Tobin has called Moravian Roots III a “romantic family embrace” and feels that it represents the human form because of the strange bends and marks on the surface that make it imperfect. “I intentionally leave the markings, and create the buckling, to give it that character,” says Tobin.
The sculpture creates a great presence in the Hurd courtyard. The swooping arms coming off the 10 to 12-foot sculpture twist around and within the standing parts and give the effect that there is more to the piece, even though there is a large amount of empty space.

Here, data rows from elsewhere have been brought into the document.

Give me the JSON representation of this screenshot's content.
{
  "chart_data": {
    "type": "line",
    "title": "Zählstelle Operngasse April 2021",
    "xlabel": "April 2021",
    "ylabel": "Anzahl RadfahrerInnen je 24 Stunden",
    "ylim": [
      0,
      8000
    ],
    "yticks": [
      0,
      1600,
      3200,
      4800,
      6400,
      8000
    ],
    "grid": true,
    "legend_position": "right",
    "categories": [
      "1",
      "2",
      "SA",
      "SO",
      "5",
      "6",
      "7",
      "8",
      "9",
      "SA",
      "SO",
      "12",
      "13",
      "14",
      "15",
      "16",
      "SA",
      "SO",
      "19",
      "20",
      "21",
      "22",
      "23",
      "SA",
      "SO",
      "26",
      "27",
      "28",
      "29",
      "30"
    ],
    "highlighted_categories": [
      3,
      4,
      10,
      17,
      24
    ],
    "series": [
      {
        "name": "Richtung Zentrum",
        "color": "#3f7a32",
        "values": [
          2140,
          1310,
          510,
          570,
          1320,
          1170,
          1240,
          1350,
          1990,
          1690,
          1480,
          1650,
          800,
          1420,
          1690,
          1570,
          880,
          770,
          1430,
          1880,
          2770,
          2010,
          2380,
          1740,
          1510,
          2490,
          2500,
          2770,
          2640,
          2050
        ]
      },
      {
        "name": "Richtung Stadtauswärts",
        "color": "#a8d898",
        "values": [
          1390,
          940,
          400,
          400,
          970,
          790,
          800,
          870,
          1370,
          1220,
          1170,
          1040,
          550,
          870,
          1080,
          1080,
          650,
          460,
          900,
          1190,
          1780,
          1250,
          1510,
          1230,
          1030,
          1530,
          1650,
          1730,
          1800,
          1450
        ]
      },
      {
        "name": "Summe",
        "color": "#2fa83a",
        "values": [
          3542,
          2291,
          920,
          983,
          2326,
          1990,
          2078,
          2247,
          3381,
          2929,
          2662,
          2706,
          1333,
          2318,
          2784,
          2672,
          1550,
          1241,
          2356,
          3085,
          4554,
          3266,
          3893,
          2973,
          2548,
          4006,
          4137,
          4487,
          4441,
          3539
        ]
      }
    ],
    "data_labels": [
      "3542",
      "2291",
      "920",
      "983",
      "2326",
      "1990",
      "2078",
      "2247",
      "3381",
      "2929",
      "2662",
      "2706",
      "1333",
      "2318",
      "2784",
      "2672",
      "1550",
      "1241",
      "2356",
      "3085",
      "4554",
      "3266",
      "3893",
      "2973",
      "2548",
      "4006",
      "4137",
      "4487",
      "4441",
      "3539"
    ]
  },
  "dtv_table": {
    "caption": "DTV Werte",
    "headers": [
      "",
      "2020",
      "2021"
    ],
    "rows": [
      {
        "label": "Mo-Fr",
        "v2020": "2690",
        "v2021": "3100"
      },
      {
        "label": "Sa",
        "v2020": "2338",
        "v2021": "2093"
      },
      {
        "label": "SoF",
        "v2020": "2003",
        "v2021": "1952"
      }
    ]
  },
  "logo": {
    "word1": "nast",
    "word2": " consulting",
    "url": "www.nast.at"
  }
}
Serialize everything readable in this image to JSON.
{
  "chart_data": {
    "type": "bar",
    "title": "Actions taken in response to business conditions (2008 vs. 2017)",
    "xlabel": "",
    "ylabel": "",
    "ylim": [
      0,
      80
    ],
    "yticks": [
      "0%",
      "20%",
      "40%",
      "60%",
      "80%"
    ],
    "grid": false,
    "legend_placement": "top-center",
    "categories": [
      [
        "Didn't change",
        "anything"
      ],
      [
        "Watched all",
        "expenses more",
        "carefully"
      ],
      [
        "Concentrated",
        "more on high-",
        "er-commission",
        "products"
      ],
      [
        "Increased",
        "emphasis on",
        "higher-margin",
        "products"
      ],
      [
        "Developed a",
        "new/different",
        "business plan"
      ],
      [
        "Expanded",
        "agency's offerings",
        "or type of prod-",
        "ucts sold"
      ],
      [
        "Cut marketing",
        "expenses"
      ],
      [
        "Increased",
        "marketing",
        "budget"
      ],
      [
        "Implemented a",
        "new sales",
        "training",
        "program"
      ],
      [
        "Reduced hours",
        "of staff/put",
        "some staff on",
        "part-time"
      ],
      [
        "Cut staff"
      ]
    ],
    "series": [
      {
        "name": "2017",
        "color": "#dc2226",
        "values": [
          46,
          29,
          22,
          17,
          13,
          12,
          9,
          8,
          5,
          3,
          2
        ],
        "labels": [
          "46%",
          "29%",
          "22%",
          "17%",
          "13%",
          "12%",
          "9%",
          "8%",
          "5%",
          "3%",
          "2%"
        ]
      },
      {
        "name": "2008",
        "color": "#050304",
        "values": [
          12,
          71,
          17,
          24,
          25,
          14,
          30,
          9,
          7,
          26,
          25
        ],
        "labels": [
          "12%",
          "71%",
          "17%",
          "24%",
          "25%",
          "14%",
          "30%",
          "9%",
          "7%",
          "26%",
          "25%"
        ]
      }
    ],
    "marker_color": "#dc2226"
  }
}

The sculpture’s scale gives the viewer an opportunity to make use of that negative space and to walk around and through it so as to take in all of the work’s various angles and views. The sculpture gives some insight into the creator as well, as its loose, flowing feel and subject matter shows that Tobin gets his inspiration from nature.
The use of recycled steel as a medium relates to his inspiration. By creating his work from recycled material, Tobin has given second life to a natural resource that might otherwise be in a landfill.
Other pieces showing the influence of nature include waterfalls made of glass, castings of termite mounds, and his famous Trinity Root, which is a cast of the stump and roots of a sycamore that protected St. Paul’s Church in lower Manhattan from harm during the 9/11 attacks.
Joyce Hinnefeld • Dec 10, 2016 at 9:11 am
Wonderful piece, Andrew–thank you for this research! All of us will see these sculptures in a new and more informed way now.